Conversations with my friends
These are the conversations I have with my friends. One of my top character traits (see chapter 5) is Love. What is involved with that is deep connections with others, mostly one-on-one. These are those conversations we have. THey are also the wonderings I have when I’m driving in my car, the thoughts that fill up the inotes on my phone, and the things that randomly pop into my head. They are my ventings. Things that bug me to my core, or things that confuse me beyond belief. They are some things I am working on accepting about the world, but as a self-improvement junkie, they are mainly things I am working on cutting from my life. Thus not following.

Intro: Im not following…blindly following social media..and thoughts on other things my friends and I have conversations about because we are confused of the current way of the world.

Remember, if you are truly your authentic self, some people will not like you. (make in first part before intro to sort of set the stage that this is a memoir with no hold backs)

I just didn’t get and I’m still not following why so many of us blindly go with the flow at the sake of our contentment. It was following a general confusion of what my place was meant to be in a virtual world.

In my search for camaraderie for how I felt about co-existing with social media, I came across a few words that exemplified what I thought about it as well.

“I just don’t like this compulsive, instantaneous, over-information, lack-of-privacy, weirdo aspect of the world.” – Drew Barrymore

I felt heard.

The “weirdo aspect of the world” part is what really stuck with me.

Even though this pretty much sums up how I feel about the digital world, I feel compelled to share another hundred-thousand words on the topic.

This book is the observations I’ve made. From elementary high school classrooms and parent meetings. From fitness center drama. From mom groups, and mom text treds. The essays I’ve written over the last couple years after I had the first revelation that I didn’t need to follow anyone else but what felt right for me.

quote: Unfollow – Unfollow the wrong things to focus on the right things.

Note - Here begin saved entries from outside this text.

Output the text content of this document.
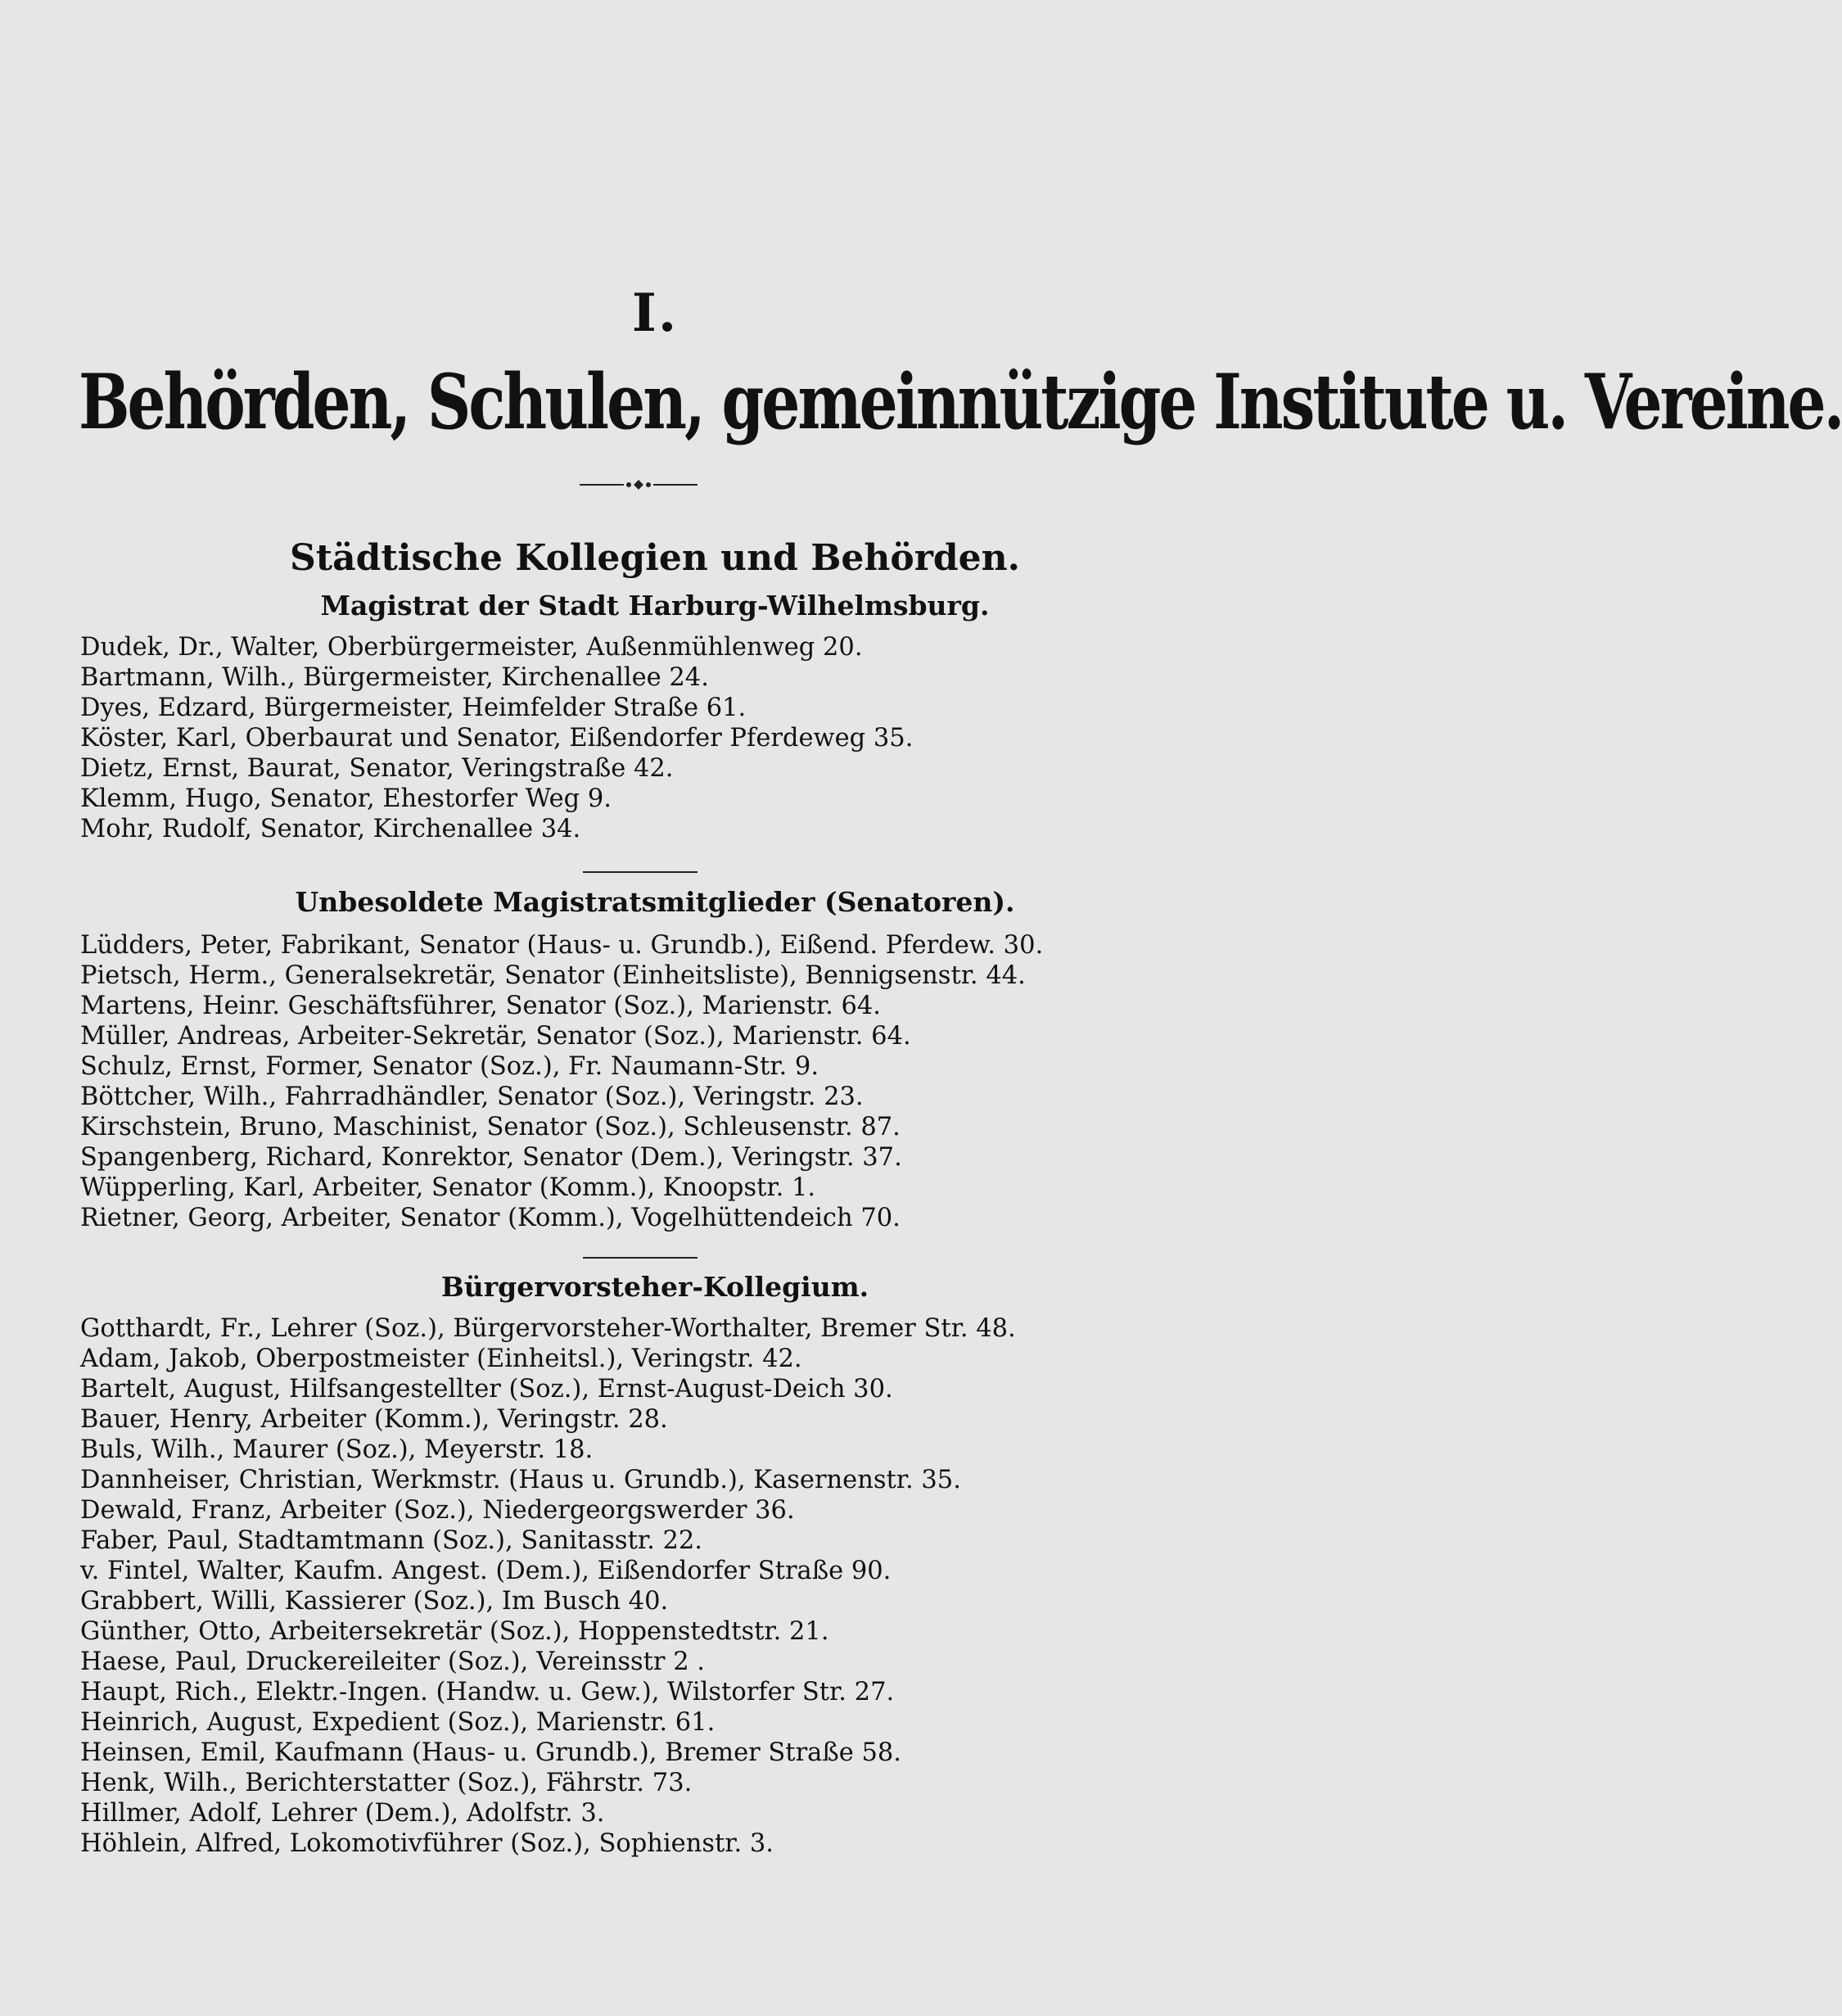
I.
Behörden, Schulen, gemeinnützige Institute u. Vereine.
Städtische Kollegien und Behörden.
Magistrat der Stadt Harburg-Wilhelmsburg.
Dudek, Dr., Walter, Oberbürgermeister, Außenmühlenweg 20.
Bartmann, Wilh., Bürgermeister, Kirchenallee 24.
Dyes, Edzard, Bürgermeister, Heimfelder Straße 61.
Köster, Karl, Oberbaurat und Senator, Eißendorfer Pferdeweg 35.
Dietz, Ernst, Baurat, Senator, Veringstraße 42.
Klemm, Hugo, Senator, Ehestorfer Weg 9.
Mohr, Rudolf, Senator, Kirchenallee 34.
Unbesoldete Magistratsmitglieder (Senatoren).
Lüdders, Peter, Fabrikant, Senator (Haus- u. Grundb.), Eißend. Pferdew. 30.
Pietsch, Herm., Generalsekretär, Senator (Einheitsliste), Bennigsenstr. 44.
Martens, Heinr. Geschäftsführer, Senator (Soz.), Marienstr. 64.
Müller, Andreas, Arbeiter-Sekretär, Senator (Soz.), Marienstr. 64.
Schulz, Ernst, Former, Senator (Soz.), Fr. Naumann-Str. 9.
Böttcher, Wilh., Fahrradhändler, Senator (Soz.), Veringstr. 23.
Kirschstein, Bruno, Maschinist, Senator (Soz.), Schleusenstr. 87.
Spangenberg, Richard, Konrektor, Senator (Dem.), Veringstr. 37.
Wüpperling, Karl, Arbeiter, Senator (Komm.), Knoopstr. 1.
Rietner, Georg, Arbeiter, Senator (Komm.), Vogelhüttendeich 70.
Bürgervorsteher-Kollegium.
Gotthardt, Fr., Lehrer (Soz.), Bürgervorsteher-Worthalter, Bremer Str. 48.
Adam, Jakob, Oberpostmeister (Einheitsl.), Veringstr. 42.
Bartelt, August, Hilfsangestellter (Soz.), Ernst-August-Deich 30.
Bauer, Henry, Arbeiter (Komm.), Veringstr. 28.
Buls, Wilh., Maurer (Soz.), Meyerstr. 18.
Dannheiser, Christian, Werkmstr. (Haus u. Grundb.), Kasernenstr. 35.
Dewald, Franz, Arbeiter (Soz.), Niedergeorgswerder 36.
Faber, Paul, Stadtamtmann (Soz.), Sanitasstr. 22.
v. Fintel, Walter, Kaufm. Angest. (Dem.), Eißendorfer Straße 90.
Grabbert, Willi, Kassierer (Soz.), Im Busch 40.
Günther, Otto, Arbeitersekretär (Soz.), Hoppenstedtstr. 21.
Haese, Paul, Druckereileiter (Soz.), Vereinsstr 2 .
Haupt, Rich., Elektr.-Ingen. (Handw. u. Gew.), Wilstorfer Str. 27.
Heinrich, August, Expedient (Soz.), Marienstr. 61.
Heinsen, Emil, Kaufmann (Haus- u. Grundb.), Bremer Straße 58.
Henk, Wilh., Berichterstatter (Soz.), Fährstr. 73.
Hillmer, Adolf, Lehrer (Dem.), Adolfstr. 3.
Höhlein, Alfred, Lokomotivführer (Soz.), Sophienstr. 3.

Finding your socially rich life. 

My message is this. If you leave with only one thing. Find what works for you and your loved ones. The stuff that makes your real life relationships healthy and fulfilling

Being Okay with Sharing My Personal Experience With it All

I had to think back to my values to make sure sharing such a personal post was truly in alignment. Is it Honestcheck! Am I sharing…yes! – most importantly its sharing just to share. A carefully constructed “relatable” post is not shared to get more likes. It’s also not as a means for getting help (okay for some, just not for me). I’m proud to be sharing for the sake of empowering others.

Sharing our demons (<— a great song for being okay with them), imperfections, and fears are really the only way we can truly connect. It strikes me how we label things we struggle with, like Depression, but the conversation ends there. We don’t talk enough about the ruminating thoughts that have the ability to rob our mind during a depressive state. For me, scrolling on social media sparked little fires in my head causing Depression and I have no shame in talking about them now.